I thought Joe Hirschhorn was going to have a heart attack charging up the steep stairs to Charles Hinman’s loft on Spring Street early in 1965. Hinman had moved from his first studio on Coenties Slip, home to many artists including Hinman’s friends Jim Rosenquist and Bob Indiana. In fact it was Rosenquist who introduced the former baseball player to Dick Feigen at whose gallery on East 81st Street Hinman had his first solo (and sold-out) exhibition in November, 1964. My title at the gallery was “director of exhibitions” which in those pre-“gallerist” days meant multi-tasking, often on a ladder.
Joe Hirshhorn was 66 and I was 20 and panting behind us was Joe’s curator Al Lerner . Despite his age and girth Joe made it through the door first and although Chuck rarely seems alarmed he did raise his eyebrows as we piled breathless into his studio where he was working on several amazingly beautiful shaped canvases destined for his next exhibition.
Within ten minutes Joe had selected the three best works in the studio (he had an amazing eye) and, pushing me aside, grabbed the artist by the arm and offered himself a 50% discount. After we hondled in a lively but friendly way Joe ended up with Cloud, Red Wing and Interlocking which today are in the permanent collection of The Hirschhorn Museum and Sculpture Garden.
The early sixties in New York saw the emergence of a number of very talented artists working with three-dimensional painting including not only Hinman but Richard Smith (who also exhibited at Feigen) and Sven Lukin. Smith and Lukin are very different from each other but their work at the time echoed the graphic impact of advertising and was often included in the big tent of “Pop”.
Unlike either of them, or anyone else at the time, Hinman hewed to a discipline of color, line and composition that in its precision and clarity has Bauhaus roots but is dynamic and dimensional in a uniquely American way. Over the decades he has developed and increased his vocabulary without losing the thrusting energy of his early innovations. Hinman’s paintings (as well as works on paper) encompass an infinite variety of structural combinations at turns monumental and epic as well as intimate and lyrical.
In today’s commoditized art world it is fashionable for artists to boast they employ highly skilled crafts people rather than get paint on their own hands so it is probably un-postmodern of me to extol Hinman’s extraordinary degree of skill in being able to build (himself, from scratch) whatever his inventive imagination conjures. His first collectors were amazed at the light geometry of his volumetric paintings and that quality endures, both metaphysically and physically as they easily pass the tests of time. There is also a powerful spontaneity in the work that is only possible if the thinking and making occur simultaneously.
In the summer of 1966 I was Chuck’s houseguest (mattress in the basement, very glamorous) when he was one of three artists-in-residence at the Aspen Institute in Colorado.
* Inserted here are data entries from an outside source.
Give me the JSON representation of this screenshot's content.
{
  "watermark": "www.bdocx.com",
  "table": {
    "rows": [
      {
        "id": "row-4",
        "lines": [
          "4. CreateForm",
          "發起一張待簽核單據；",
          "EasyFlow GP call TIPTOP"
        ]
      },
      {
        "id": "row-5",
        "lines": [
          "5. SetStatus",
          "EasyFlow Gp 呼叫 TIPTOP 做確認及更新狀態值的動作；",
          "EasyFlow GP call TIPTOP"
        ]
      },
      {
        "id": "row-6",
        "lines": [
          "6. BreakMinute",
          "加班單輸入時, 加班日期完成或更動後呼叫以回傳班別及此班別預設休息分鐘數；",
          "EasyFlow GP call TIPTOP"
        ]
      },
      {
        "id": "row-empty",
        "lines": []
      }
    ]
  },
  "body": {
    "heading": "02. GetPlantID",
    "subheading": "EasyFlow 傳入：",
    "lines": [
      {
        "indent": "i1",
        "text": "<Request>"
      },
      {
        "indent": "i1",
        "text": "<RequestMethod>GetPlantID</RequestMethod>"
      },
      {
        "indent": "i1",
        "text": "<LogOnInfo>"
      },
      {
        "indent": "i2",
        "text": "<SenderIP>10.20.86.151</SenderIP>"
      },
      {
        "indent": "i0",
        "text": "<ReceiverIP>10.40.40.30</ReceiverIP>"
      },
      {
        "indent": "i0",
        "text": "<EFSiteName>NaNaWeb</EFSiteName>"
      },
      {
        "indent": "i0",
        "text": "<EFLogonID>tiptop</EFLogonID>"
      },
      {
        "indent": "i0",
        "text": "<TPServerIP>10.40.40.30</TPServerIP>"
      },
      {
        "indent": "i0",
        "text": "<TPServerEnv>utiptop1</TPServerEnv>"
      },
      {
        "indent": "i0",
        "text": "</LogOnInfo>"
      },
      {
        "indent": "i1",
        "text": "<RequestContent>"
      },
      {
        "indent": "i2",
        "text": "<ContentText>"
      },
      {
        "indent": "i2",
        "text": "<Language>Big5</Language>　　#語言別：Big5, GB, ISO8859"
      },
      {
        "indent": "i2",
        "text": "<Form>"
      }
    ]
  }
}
The other artists were Gerald Laing and Friedel Dzubas and all three created strong bodies of work that summer while also participating in seminars and gatherings that included scientists, philosophers, civil rights leaders and business men and women brought together by the indefatigable collector John Powers and his wife Kimiko. Also invited was Max Kozloff, the reigning critic at Artforum magazine whose acerbic diatribes interrupted many promising careers. He was brave, however, to take a corner of Laing’s studio and experiment with painting himself. His ambition was modest but he wanted to start from scratch and one morning I came upon him struggling quite unsuccessfully to stretch a small square canvas (Max has since become an accomplished photographer).
During those summer weeks Hinman, with a small handsaw and no assistance, built fifteen structurally complex canvases that were shown that October in Tokyo to great acclaim. I say “built” because the principles of his astonishingly aery paintings suggest engineering worthy of sailboat design.
Hinman’s breadth of vision and invention (while sustaining a deep commitment to abstraction) is seemingly endless and has kept him away from the trap of variant repetition and the blind alley of novelty-seeking that tempted other artists of his generation who made a strong early mark with “signature” images. In exhibitions at the Denise Rene Gallery in New York in the 1970’s he dazzled with free standing floor canvases, ceiling works and epic but eloquent all-white paintings. In the 1980’s he produced an amazing series of complex overlapping horizontal harmonies in wonderfully subtle colors. Hinman continues to rely on canvas but at various times has produced stunning works using cast paper, painted wood and Lutrador, a polyester-based fiber which lent itself to a series of monochrome works with subtly deckled surfaces.
Hinman’s Space Windows in this exhibition incorporate non-woven acrylic fiber, wood and Plexiglas. To me they are forcefully more expressive and youthful (and profoundly affirmative) than much of the depressingly off-hand work by younger painters that feeds today’s possibly short-lived frenzy of speculation. Later work of serious artists is often among their very best, freed from a need to “keep up” or prove anything. With titles suggesting some nostalgia for the streets of the SoHo that was once a community of international artists these ”windows” by Hinman are highly spirited, very poetic and refreshingly direct.